Wie die Handschrift alles ruiniert


Wie die Handschrift alles ruiniert

Es begann mit einer Zeitungsanzeige. Eine jener altmodischen, fast anrührenden Annoncen, die sich zwischen Wohnungsangeboten und obskuren Dienstleistungen verstecken:
„Möchte dich kennenlernen. Schreib deine Wünsche auf einen Zettel, mache ich ebenso. Dann stimmen wir ab.“

Ein Ansatz, der irgendwo zwischen Romantik und Vertragsverhandlung lag. Ich war neugierig. Also schrieb ich zurück, und wenig später erhielt ich seine Antwort.

Wir trafen uns in einem Café, das nach abgestandenem Kaffee roch und mit Deko aus einer Zeit aufwartete, als Plastikblumen noch als geschmackvolle Einrichtung galten. Er wirkte freundlich, ein wenig nervös – und dann kam der große Moment: der Austausch der Zettel.
I
ch nahm seinen und betrachtete ihn voller Erwartung. Nur, um festzustellen, dass seine Handschrift einer archäologischen Entzifferungsaufgabe glich. Ein wildes Gewirr aus Buchstaben, die so miteinander verschmolzen waren, dass sie eher an eine geheime Codierung aus einem Spionagefilm erinnerten.
„Äh…“, setzte ich an, während ich versuchte, zumindest ein einzelnes verständliches Wort herauszupicken. Nichts. Keine Chance.

Ehrlich wie ich bin, sagte ich schließlich: „Tut mir leid, aber… ich kann das leider nicht lesen.“
Er zog eine Augenbraue hoch. Dann folgte, trocken und ohne eine Spur von Humor, seine Antwort:
„Danke für die faule Ausrede.“

Ich blinzelte. War das sein Ernst? Ich hatte ja einiges erwartet – Überraschung, vielleicht eine charmante Bemerkung, oder dass er mir seinen Text einfach vorlas. Aber diese Unterstellung?
Ich überlegte kurz, ob ich ihm erklären sollte, dass es nicht meine Schuld war, dass sein Schriftbild aussah, als hätte eine Spinne nach einem Tintenbad über das Papier getanzt. Doch dann nickte ich nur höflich nahm einen Schluck von meinem mittlerweile kalten Kaffee faltete den unleserlichen Zettel sorgsam zusammen und schob ihn zurück über den Tisch. Dann erhob ich mich, zog meinen Mantel an und verließ das Café.
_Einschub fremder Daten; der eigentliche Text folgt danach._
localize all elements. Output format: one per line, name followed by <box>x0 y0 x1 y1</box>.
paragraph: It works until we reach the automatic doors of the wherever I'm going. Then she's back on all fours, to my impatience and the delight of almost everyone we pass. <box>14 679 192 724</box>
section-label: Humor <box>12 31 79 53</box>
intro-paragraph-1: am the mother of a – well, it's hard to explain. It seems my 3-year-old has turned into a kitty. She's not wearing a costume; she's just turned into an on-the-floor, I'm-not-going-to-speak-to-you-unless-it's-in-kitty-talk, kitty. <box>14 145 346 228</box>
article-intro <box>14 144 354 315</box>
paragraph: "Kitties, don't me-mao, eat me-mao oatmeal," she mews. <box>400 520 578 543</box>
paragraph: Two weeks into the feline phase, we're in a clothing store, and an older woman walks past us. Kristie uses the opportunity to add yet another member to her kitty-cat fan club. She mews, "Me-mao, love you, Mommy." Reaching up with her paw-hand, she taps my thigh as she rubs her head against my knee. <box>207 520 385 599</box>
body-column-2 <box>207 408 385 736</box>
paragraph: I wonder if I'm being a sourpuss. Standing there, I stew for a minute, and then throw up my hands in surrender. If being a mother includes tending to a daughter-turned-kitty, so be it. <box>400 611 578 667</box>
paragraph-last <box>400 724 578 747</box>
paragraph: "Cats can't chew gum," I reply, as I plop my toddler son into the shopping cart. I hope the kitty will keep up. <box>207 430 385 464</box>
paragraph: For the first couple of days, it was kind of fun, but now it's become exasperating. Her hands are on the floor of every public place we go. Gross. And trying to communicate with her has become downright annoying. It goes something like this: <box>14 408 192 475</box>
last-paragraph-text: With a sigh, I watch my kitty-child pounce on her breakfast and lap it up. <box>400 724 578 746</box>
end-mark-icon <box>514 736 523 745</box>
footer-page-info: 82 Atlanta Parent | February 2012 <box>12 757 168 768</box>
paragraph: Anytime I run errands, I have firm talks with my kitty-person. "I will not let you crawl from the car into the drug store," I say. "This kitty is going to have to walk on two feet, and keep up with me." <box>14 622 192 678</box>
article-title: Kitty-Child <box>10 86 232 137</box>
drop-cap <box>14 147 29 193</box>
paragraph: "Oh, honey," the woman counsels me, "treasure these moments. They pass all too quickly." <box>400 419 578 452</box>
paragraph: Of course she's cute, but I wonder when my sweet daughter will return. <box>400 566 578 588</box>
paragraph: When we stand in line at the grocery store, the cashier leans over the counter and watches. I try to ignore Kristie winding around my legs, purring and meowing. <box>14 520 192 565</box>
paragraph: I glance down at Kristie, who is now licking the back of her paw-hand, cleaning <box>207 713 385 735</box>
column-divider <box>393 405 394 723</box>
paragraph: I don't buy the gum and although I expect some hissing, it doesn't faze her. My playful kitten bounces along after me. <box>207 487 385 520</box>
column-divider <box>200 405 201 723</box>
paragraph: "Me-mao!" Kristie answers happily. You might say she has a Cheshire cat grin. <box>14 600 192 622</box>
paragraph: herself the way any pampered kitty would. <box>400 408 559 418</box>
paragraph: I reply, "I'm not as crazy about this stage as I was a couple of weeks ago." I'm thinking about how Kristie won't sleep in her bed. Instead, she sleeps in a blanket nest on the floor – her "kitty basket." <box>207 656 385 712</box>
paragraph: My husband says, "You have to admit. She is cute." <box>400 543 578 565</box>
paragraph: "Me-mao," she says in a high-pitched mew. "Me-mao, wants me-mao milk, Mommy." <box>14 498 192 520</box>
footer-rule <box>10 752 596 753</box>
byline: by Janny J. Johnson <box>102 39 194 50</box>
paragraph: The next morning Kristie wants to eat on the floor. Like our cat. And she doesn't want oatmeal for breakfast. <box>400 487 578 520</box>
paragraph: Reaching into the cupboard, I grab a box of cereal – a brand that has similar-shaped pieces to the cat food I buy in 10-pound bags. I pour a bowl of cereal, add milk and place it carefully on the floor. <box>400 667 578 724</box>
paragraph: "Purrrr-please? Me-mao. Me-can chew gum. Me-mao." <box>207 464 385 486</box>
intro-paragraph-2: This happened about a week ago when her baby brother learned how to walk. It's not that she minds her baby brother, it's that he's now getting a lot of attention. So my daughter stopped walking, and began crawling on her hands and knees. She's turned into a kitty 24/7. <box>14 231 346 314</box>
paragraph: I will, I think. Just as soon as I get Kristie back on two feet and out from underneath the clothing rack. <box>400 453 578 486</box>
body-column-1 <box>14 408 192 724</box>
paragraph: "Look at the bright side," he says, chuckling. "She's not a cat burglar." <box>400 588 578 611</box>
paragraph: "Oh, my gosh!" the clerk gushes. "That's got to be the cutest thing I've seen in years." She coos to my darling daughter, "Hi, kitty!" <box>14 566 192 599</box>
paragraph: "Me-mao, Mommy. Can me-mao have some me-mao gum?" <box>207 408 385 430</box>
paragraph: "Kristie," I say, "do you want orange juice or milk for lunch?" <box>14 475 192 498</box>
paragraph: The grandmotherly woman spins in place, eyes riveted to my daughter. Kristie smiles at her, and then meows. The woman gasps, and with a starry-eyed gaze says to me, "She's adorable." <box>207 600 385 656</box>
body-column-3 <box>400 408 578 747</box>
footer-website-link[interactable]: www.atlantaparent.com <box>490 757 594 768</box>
Manche Begegnungen bleiben einem in Erinnerung – nicht, weil sie besonders schön sind, sondern weil sie so absurd enden, dass man noch Jahre später darüber schmunzeln muss.

pour0225

Kommentare (2)

Jackpot

Liebe ulpo,
nach der Lektüre deiner Geschichte stelle ich erneut fest,dass es zwar damals zu "Briefezeiten" länger dauerte bis Frau und Mann zusammentrafen,es dennoch ernsthafter war,einander wirklich kennenlernen zu wollen.Heute,zu Internetzeiten, ist es wesentlich einfacher zueinanderzugelangen,allein die Ensthaftigkeit fehlt und "verkommt" zu einem "Spiel",so dass man sich manchmal fragt, entwickeln wir uns zurück und sind wir im Kindergarten? Jeder sollte sich seines Wertes bewusst sein, und dieser Mann  war mehr als lieblos.Kennenlernkultur sieht anders aus.

Herzlichst Jackpot😉


 

ulpo

@Jackpot  

...die Kennenlernkultur hat sich tatsächlich verändert. Für viele ist es auf Plattformen ein Zeitvertreib ohne feste Absicht eine Verabredung tatsächlich einzuhalten. Auch Treffen die zustande kommen haben ihre Tücken (s.o.).
Den(die)Richtige zu finden ist eben nicht einfach.